The DEBATE Trial: Neoadjuvant Durvalumab Plus GemCis Versus GemCis Alone for Patients With Localized BTC

Researchers investigated the efficacy and safety of neoadjuvant durvalumab plus gemcitabine/cisplatin (GemCis) versus GemCis alone in patients with biliary tract cancer.

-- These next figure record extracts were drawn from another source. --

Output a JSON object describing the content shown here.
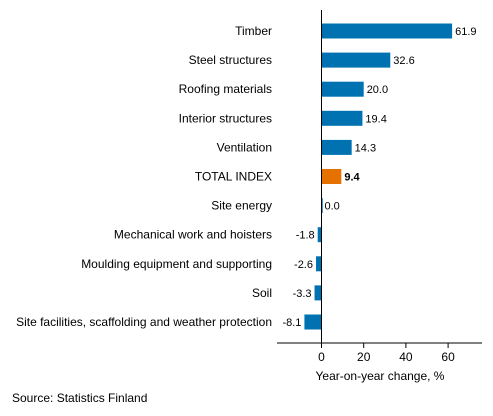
{
  "chart_data": {
    "type": "bar",
    "orientation": "horizontal",
    "categories": [
      "Timber",
      "Steel structures",
      "Roofing materials",
      "Interior structures",
      "Ventilation",
      "TOTAL INDEX",
      "Site energy",
      "Mechanical work and hoisters",
      "Moulding equipment and supporting",
      "Soil",
      "Site facilities, scaffolding and weather protection"
    ],
    "values": [
      61.9,
      32.6,
      20.0,
      19.4,
      14.3,
      9.4,
      0.0,
      -1.8,
      -2.6,
      -3.3,
      -8.1
    ],
    "value_labels": [
      "61.9",
      "32.6",
      "20.0",
      "19.4",
      "14.3",
      "9.4",
      "0.0",
      "-1.8",
      "-2.6",
      "-3.3",
      "-8.1"
    ],
    "highlight_index": 5,
    "xlabel": "Year-on-year change, %",
    "xticks": [
      0,
      20,
      40,
      60
    ],
    "xlim": [
      -20,
      75
    ],
    "colors": {
      "bar": "#0072b2",
      "highlight": "#e57200",
      "axis": "#000000"
    },
    "grid": false
  },
  "source": "Source: Statistics Finland"
}
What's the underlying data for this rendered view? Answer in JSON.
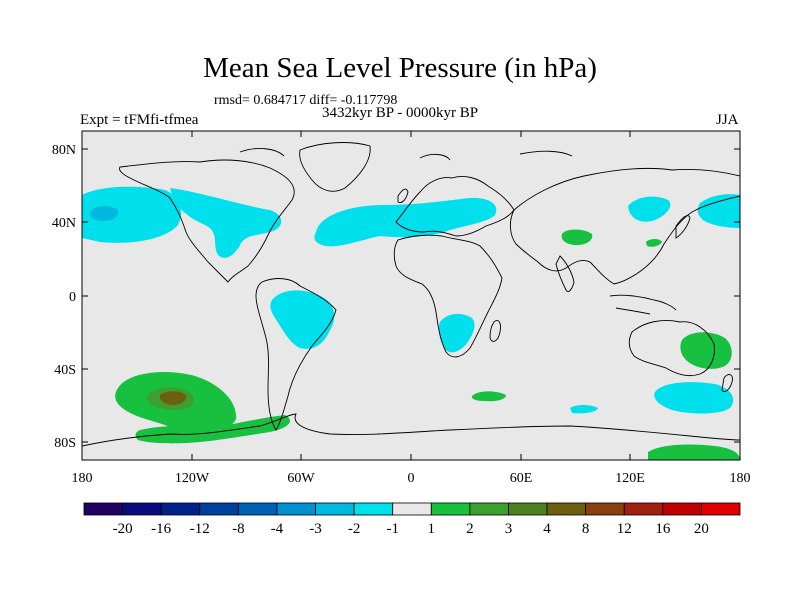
{
  "title": "Mean Sea Level Pressure (in hPa)",
  "stats": "rmsd= 0.684717 diff= -0.117798",
  "period": "3432kyr BP - 0000kyr BP",
  "experiment": "Expt = tFMfi-tfmea",
  "season": "JJA",
  "map": {
    "projection": "cylindrical-equidistant",
    "lon_range": [
      -180,
      180
    ],
    "lat_range": [
      -90,
      90
    ],
    "x_ticks": [
      "180",
      "120W",
      "60W",
      "0",
      "60E",
      "120E",
      "180"
    ],
    "y_ticks": [
      "80N",
      "40N",
      "0",
      "40S",
      "80S"
    ],
    "background_color": "#e8e8e8"
  },
  "colorbar": {
    "labels": [
      "-20",
      "-16",
      "-12",
      "-8",
      "-4",
      "-3",
      "-2",
      "-1",
      "1",
      "2",
      "3",
      "4",
      "8",
      "12",
      "16",
      "20"
    ],
    "colors": [
      "#200060",
      "#0a0a80",
      "#00208c",
      "#0040a0",
      "#0060b4",
      "#0090d0",
      "#00b8e0",
      "#00e0ec",
      "#e8e8e8",
      "#18c040",
      "#3ca030",
      "#4c8020",
      "#6c6010",
      "#884010",
      "#a02010",
      "#c00000",
      "#e00000"
    ]
  },
  "legend_levels_colors": {
    "negative_light": "#00e0ec",
    "negative_medium": "#00b8e0",
    "negative_strong": "#0090d0",
    "positive_light": "#18c040",
    "positive_medium": "#3ca030",
    "positive_strong": "#6c6010"
  }
}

In the TOPAZ-1 study, durvalumab plus gemcitabine/cisplatin (GemCis) significantly improved efficacy in patients with advanced/metastatic biliary tract cancer (BTC) compared with GemCis alone; however, the efficacy of neoadjuvant durvalumab plus GemCis has not been studied.¹ Changhoon Yoo, MD, PhD, presented results from the DEBATE trial, which investigated neoadjuvant durvalumab plus GemCis in patients with localized BTC.²

DEBATE was a multicenter, multidisciplinary, open-label, noncomparative, randomized, phase 2 trial that evaluated the efficacy and safety of durvalumab plus GemCis versus GemCis alone in treatment-naïve patients with localized BTC. Patients had histologically or cytologically confirmed localized BTC and an Eastern Cooperative Oncology Group performance status of 0/1 with adequate hematologic and organ function.² Patients were randomly assigned 2:1 to receive either 4 cycles of neoadjuvant GemCis alone or durvalumab plus GemCis.² Following surgery, 6 cycles of durvalumab were given regardless of treatment arm.² The primary end point was R0 resection rate. Secondary end points included overall survival, progression-free survival (PFS), objective response rate (ORR), and safety. Circulating tumor DNA (ctDNA) analysis was performed using the GuardantOmni platform.²

A total of 45 patients were enrolled (n=31 in the durvalu-mab plus GemCis arm; n=14 in the GemCis arm).² Intrahepatic cholangiocarcinoma (n=18, 40%) was the most common primary tumor site, and 69% (n=31) had clinical stage III disease.² The ORR was 36% (n=11) in the durvalumab plus GemCis arm and 7% (n=1) in the GemCis arm.² In the durvalumab plus GemCis and GemCis arms, surgical exploration was performed in 68% (n=21) and 43% (n=6), curative-intent resection (R0+R1) was performed in 61% (n=19) and 43% (n=6), and R0 resection was performed in 48% (n=15) and 43% (n=6), respectively.² Median PFS was 15.2 (95% confidence interval [CI], 8.8-23.3) months in the durvalumab plus GemCis arm and not achieved (NA) in the GemCis-alone arm.² Overall survival was 6.2 (95% CI, 2.7-NA) months in the durvalumab plus GemCis arm and 25.6 (95% CI, 15.1-NA) months in the GemCis arm. Some of the most common grade 3/4 adverse events included anemia (durvalumab plus GemCis: 3 [10%]; GemCis: 0), neutropenia (durvalumab plus GemCis: 11 [36%]; GemCis: 9 [64%]), and thrombocytopenia (durvalumab plus GemCis: 1 [3%]; GemCis: 1 [7%]).²

A higher surgical resection rate was seen in patients treated with neoadjuvant durvalumab plus GemCis, and surgical resection was associated with improved survival.² The analysis of ctDNA was shown to be a useful method for assessing actionable target gene alterations in early BTC.²

References

1. Oh DY, He AR, Qin S, et al. Durvalumab plus gemcitabine and cisplatin in advanced biliary tract cancer. NEJM Evid. 2022;1(8).
2. Yoo C, Park JO, Kim K-P, et al. Neoadjuvant durvalumab plus gemcitabine and cisplatin (D+GemCis) versus GemCis alone for localized biliary tract cancer (BTC): results of a randomized, multicenter, open-label, phase 2 trial (DEBATE). Presented at: ESMO Congress 2023, October 20-24, 2023; Madrid, Spain.